Ponte dei Dai, sul Rio de le Procuratie. Calle dei Fabbri – Sotoportico dei Dai

Ponte in pietra; struttura in mattoni e pietre, spalette o bande in ferro a losanghe sovrapposte. Su un fianco del ponte, al centro dell’arco, tre stemmi in pietra di Provveditori di Comun, sull’altro fianco resti di un leone marciano scalpellato. (1)

Il Ponte dei Dai, situato tra il sottoportico omonimo e la Calle dei Fabbri, vicino alla Piazza di San Marco, è per una vecchia tradizione, nata nel Quattrocento, legato alla famosa congiura di Bajamonte Tiepolo che in accordo con i Querini, i Doro, i Barozzi, i Baseggio cercò di abbattere il potere oligarchico sotto il doge Piero Gradenigo.

Del mille tresento e diese – A mezzo del mese de le Cerese – Baiamonte passò el Ponte – et per esso fo fato Consegio de Diese“. Difatti nella notte del 14 giugno 1310 i congiurati, passato il ponte di Rialto, allora in legno, si divesero a San Salvatore in due schiere: la prima guidata da Baiamonte stesso prese per le Mercerie, la seconda sotto il comando di sier Marco Querini si avviò per l’attuale Ponte de Lovo, la Calle dei Fabbri, il Ponte dei Dai verso la Piazza di San Marco dove, riunite le schiere, si doveva dare l’assalto al Palazzo Ducale.
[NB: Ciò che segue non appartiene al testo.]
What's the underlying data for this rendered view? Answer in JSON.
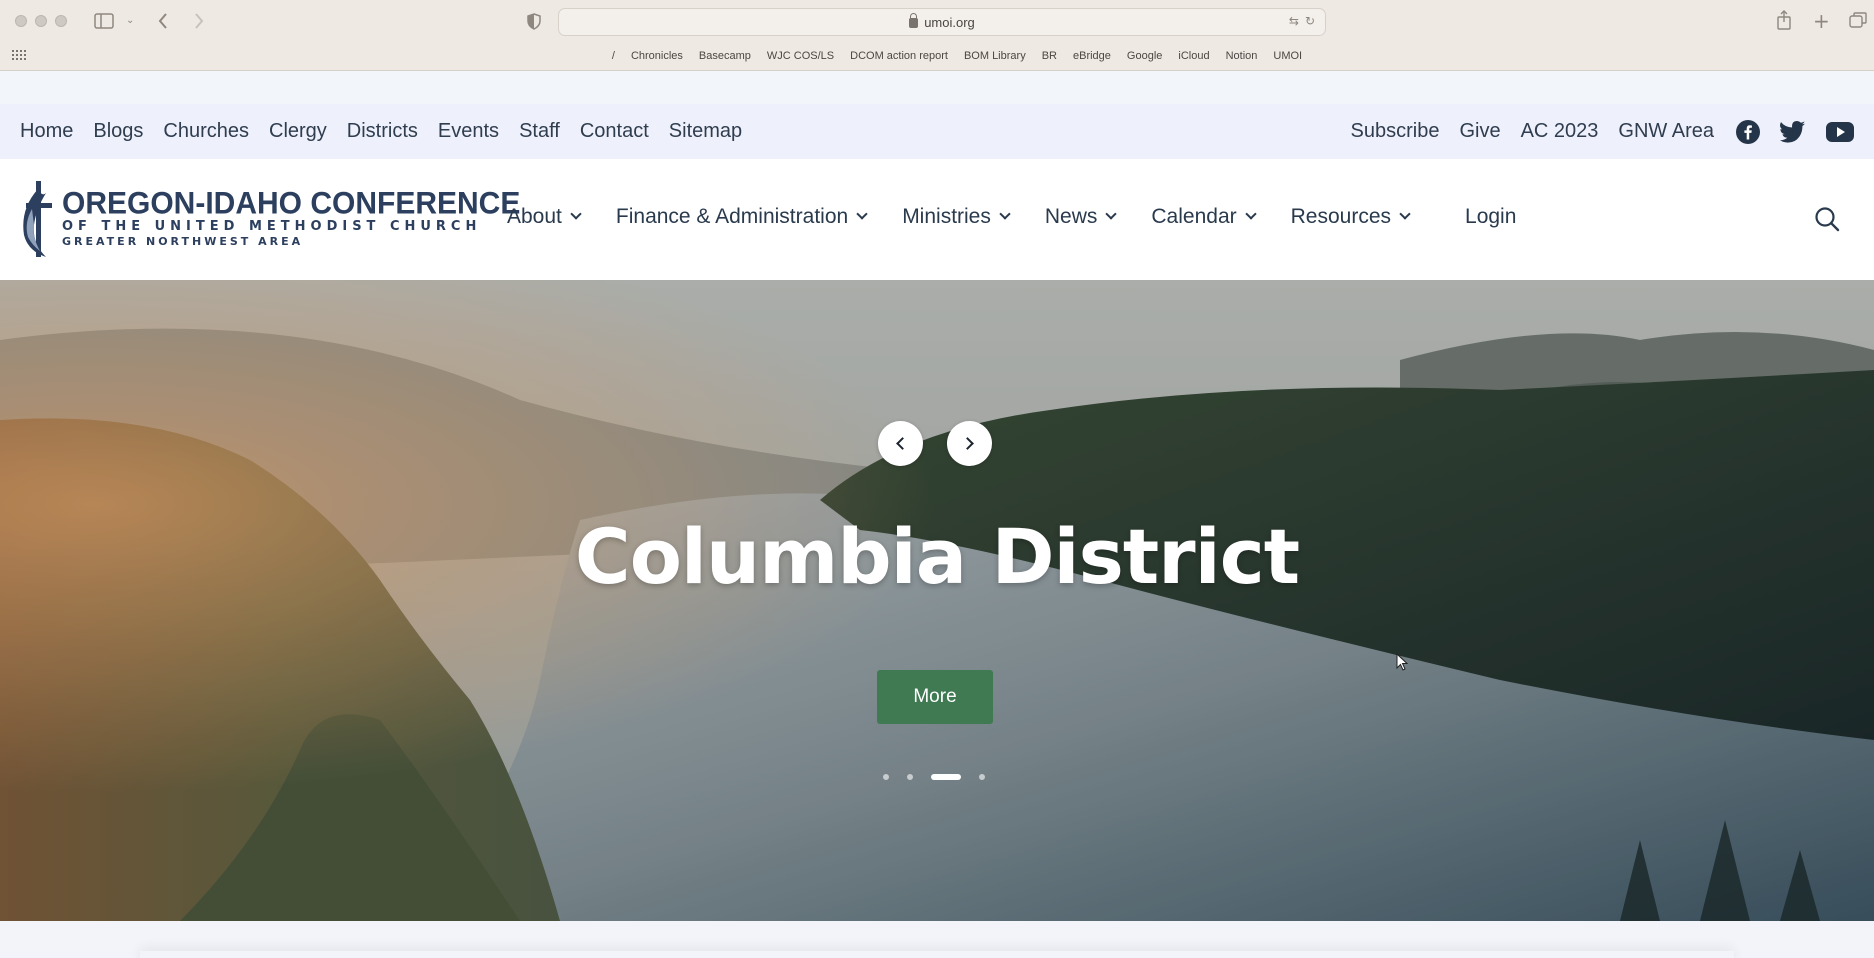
{
  "browser": {
    "url": "umoi.org",
    "bookmarks": [
      "/",
      "Chronicles",
      "Basecamp",
      "WJC COS/LS",
      "DCOM action report",
      "BOM Library",
      "BR",
      "eBridge",
      "Google",
      "iCloud",
      "Notion",
      "UMOI"
    ]
  },
  "utility_nav": {
    "left": [
      "Home",
      "Blogs",
      "Churches",
      "Clergy",
      "Districts",
      "Events",
      "Staff",
      "Contact",
      "Sitemap"
    ],
    "right": [
      "Subscribe",
      "Give",
      "AC 2023",
      "GNW Area"
    ],
    "social_icons": [
      "facebook-icon",
      "twitter-icon",
      "youtube-icon"
    ]
  },
  "logo": {
    "line1": "OREGON-IDAHO CONFERENCE",
    "line2": "OF THE UNITED METHODIST CHURCH",
    "line3": "GREATER NORTHWEST AREA"
  },
  "main_nav": {
    "items": [
      "About",
      "Finance & Administration",
      "Ministries",
      "News",
      "Calendar",
      "Resources"
    ],
    "login": "Login"
  },
  "hero": {
    "title": "Columbia District",
    "button": "More",
    "slides_total": 4,
    "active_slide": 3
  },
  "colors": {
    "utility_bg": "#eef1fb",
    "logo_navy": "#2c3f5e",
    "more_button": "#3f7a52"
  }
}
La notte era terribile, una improvvisa bufera si era scatenata sulla città e le grida dei congiurati “libertà e mora el dose Gradenigo” erano soffocate dal fracasso del tuono, dal fischiare del vento, dalla pioggia che cadeva a dirotto. In piazza, sorpresa inaspettata, i ribelli trovarono in armi le truppe dogali: tremenda fu la lotta, ma alla fine Bajamonte venne respinto e prese la fuga, mentre la schiera di Marco Querini assalita con impeta al grido: “dai, dai!“, dalli dalli, fu respinta e al ponte che metteva in Calle dei Fabbri caddero uccisi il Querini e il figlio Benedetto.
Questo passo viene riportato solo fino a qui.